Strong growth fuelled by need for business interruption cover
Demand for political risk insurance is set to grow strongly over the next three years, according to a report from KPMG.
And the type of risk faced by clients is changing, the corporate services group said.
The challenging economy, terrorist attacks in France, Belgium and elsewhere, growing cyber threats and the Brexit fallout “demonstrate a clear demand-supply gap and a need for appropriate insurance solutions.”
The focus of terrorism insurance needs to shift from property cover to business interruption cover, KPMG said.
The total costs of global terrorism reached $52.9bn in 2014, up 350% from 2010. But that figure did not include business interruption costs, “which are likely to be very high,” KPMG said.
“We are seeing a clear trend for terrorism risk to evolve from mostly property damage related to events similar to the recent Paris attack where asset damage was limited whilst the estimated cost of business interruption according to various economists might reach $12bn,” KPMG said.
“This changing nature of terrorism and the overall perception of increased political volatility, driven by the recent conflicts in Ukraine and Syria, will fuel significant increase in demand over the next three years.” KPMG said.

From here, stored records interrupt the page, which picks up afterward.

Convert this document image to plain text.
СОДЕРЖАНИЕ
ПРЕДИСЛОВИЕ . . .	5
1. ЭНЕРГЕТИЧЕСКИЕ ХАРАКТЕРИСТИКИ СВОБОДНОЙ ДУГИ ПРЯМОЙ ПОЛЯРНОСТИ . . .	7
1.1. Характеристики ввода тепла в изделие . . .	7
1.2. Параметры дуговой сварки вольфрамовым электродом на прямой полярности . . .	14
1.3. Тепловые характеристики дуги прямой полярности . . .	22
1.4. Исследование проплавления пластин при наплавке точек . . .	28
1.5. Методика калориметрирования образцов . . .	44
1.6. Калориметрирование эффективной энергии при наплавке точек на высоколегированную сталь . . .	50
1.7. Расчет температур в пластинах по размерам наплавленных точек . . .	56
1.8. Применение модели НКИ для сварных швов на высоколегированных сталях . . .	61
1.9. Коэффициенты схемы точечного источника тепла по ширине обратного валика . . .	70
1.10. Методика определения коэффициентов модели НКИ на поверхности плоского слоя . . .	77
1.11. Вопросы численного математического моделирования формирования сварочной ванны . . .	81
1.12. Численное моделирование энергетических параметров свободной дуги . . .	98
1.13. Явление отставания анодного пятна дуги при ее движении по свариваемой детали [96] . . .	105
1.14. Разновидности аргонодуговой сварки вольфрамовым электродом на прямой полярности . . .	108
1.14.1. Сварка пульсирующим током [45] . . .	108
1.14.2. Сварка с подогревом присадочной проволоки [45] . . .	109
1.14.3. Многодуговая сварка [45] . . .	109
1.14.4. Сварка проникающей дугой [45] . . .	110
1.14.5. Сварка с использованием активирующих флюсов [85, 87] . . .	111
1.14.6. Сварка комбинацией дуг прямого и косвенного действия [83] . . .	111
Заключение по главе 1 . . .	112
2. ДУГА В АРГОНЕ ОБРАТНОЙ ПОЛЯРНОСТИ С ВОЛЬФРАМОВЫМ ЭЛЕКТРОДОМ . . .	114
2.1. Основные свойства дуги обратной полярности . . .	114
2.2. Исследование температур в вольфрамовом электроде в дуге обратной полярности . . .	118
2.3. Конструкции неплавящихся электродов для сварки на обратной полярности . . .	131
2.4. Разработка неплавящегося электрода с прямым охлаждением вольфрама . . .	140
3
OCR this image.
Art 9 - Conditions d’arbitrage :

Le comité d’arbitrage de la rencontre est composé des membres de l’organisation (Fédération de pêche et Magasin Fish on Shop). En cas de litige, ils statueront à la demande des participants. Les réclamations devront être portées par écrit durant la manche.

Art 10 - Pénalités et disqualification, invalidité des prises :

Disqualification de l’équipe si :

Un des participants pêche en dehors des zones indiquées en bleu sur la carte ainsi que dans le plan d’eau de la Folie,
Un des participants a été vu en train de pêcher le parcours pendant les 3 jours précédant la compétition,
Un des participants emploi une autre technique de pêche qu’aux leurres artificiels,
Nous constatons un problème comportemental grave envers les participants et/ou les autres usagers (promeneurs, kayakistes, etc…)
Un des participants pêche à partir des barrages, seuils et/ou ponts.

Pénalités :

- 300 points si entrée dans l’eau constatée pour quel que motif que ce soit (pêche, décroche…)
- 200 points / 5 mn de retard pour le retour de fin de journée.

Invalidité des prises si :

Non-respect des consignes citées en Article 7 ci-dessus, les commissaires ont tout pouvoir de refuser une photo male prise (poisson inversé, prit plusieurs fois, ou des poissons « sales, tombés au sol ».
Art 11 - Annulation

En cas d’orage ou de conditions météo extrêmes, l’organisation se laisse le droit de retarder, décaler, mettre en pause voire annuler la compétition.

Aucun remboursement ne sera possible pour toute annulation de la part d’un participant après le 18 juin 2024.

The winners in the future political risk and crisis management insurance market “will be brokers and carriers that manage to develop deep understanding of emerging risks with strong data & analytics capabilities and offer innovative propositions that span across all key segments,” the consultancy said.
This will allow them to charge premium rates for value add services rather than earning ever diminishing returns for standard insurance cover.
“It is a choice between two paths – either you sit and wait and be disrupted; or you redefine the way you operate and win.”